Einschulung – Für 760.000 Schüler hat am 6. August in Hessen das neue Schuljahr begonnen – und die Schulen sind so gut versorgt wie nie zuvor .

Hessens Kultusminister Prof. Dr. R. Alexander Lorz hat Montagvormittag gemeinsam mit den neuen Fünftklässlern der Wiesbadener Werner-von-Siemens Schule ihre Einschulung an der Realschule gefeiert.

„Ich freue mich, hier sein zu dürfen und diesen besonderen Tag mit Euch zu feiern. Die Grundschule liegt hinter Euch und ich bin mir sicher, dass Ihr auch den weiteren Schulweg gut meistert.“ – Prof. Dr. R. Alexander Lorz

An der Werner-von-Siemens Schule in der Wiesbadener Innenstadt unterrichten aktuell 41 Lehrkräfte rund 550 Schüler. Die Schule nimmt erfolgreich am Projekt Schule und Gesundheit teil und legt einen besonderen Schwerpunkt bei der Berufsorientierung.

„Eure Eltern haben Euch von Beginn an unterstützt und werden dies auch weiter tun, damit ihr Euch zügig in dieser neuen und vielleicht noch etwas ungewohnten Umgebung zurechtfindet.“ – Prof. Dr. R. Alexander Lorz

Hessenweit liegt die Gesamtschülerzahl im Schuljahr 2018/19 an den 1.800 öffentlichen allgemeinbildenden und beruflichen Schulen bei rund 760.000. Damit bewegt sich die Prognose knapp unterhalb des Niveaus des vergangenen Jahres. Die Zahl der Erstklässler, die am Dienstag Ihre Einschulung feiern, steigt hingegen kontinuierlich an und liegt nun etwa bei 54.200. Für die  Schüler stehen im neuen Schuljahr insgesamt rund 54.100 Lehrerstellen und damit 1.000 mehr als zu Beginn des vergangenen Schuljahres zur Verfügung – das ist eine Rekordversorgung.

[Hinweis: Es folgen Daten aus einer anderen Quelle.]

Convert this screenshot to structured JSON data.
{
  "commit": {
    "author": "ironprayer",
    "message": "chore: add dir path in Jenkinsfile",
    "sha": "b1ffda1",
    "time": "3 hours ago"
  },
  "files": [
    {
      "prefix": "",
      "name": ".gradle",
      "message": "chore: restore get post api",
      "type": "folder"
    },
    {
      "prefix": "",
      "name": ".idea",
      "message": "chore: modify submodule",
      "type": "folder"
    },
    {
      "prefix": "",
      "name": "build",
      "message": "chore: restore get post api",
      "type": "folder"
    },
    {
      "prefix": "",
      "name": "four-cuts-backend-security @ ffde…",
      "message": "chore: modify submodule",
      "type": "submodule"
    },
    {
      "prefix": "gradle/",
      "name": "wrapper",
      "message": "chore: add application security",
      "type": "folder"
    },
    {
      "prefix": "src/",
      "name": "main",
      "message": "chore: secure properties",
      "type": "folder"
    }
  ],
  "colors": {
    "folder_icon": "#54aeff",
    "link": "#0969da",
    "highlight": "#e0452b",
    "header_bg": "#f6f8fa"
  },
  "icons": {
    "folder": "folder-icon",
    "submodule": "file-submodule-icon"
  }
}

„Sammelt neue Eindrücke, findet Freunde und passt im Unterricht gut auf. Dann bin ich mir sicher, dass Ihr die Schulzeit in guter Erinnerung behalten werdet.“ – Prof. Dr. R. Alexander Lorz 

Während seines Besuchs betonte Kultusminister Lorz die verschiedenen bildungspolitischen Maßnahmen der Landesregierung: „Unsere Schulen starten so gut versorgt wie nie zuvor in das neue Schuljahr. Das wird besonders deutlich bei unseren Anstrengungen zum Ausbau der Ganztagsangebote, die wir im Einklang mit den Gegebenheiten vor Ort ausbauen und die Wünsche und Vorstellungen von Eltern und Schulträgern berücksichtigen. Mittlerweile bieten rund 70 Prozent aller Schulen in Hessen ganztägige Angebote an.“ Ein weiterer Schwerpunkt neben der sehr guten Ausstattung der Schulen sei die Entlastung der Lehrkräfte durch 700 Stellen für sozialpädagogische Fachkräfte, von denen allein 300 den weiterführenden Schulen zugutekommen, so Lorz weiter. Damit bleibe mehr Raum, um auf die spezifischen Stärken und Schwächen der Kinder und Jugendlichen einzugehen. Mit dieser Stellschraube trage Hessen entscheidend zum Bildungserfolg der Schüler und zur Entlastung der Lehrer bei.“

Zum Hintergrund

Bereits seit 1999 besuchen die Mitglieder der Hessischen Landesregierung zu Beginn des neuen Schuljahres landesweit Einschulungsfeiern an Grund- und weiterführenden Schulen. Dabei bringen sie sogenannte „Schulstarter-“ bzw. „Durchstarter“-Taschen mit, die u.a. mit Schulheften, einem Stundenplan, Malbüchern, Stiften und einem Lesezeichen ausgestattet sind. In diesem Sinne waren auch Hessens Umweltminister Tarek Al Wazir, der die Mathildenschule in Offenbach besuchte, Hessens Sozialminister Stefan Grüttner, der die Musterschule in Frankfurt am Main besuchte, … , in Hessen unterwegs.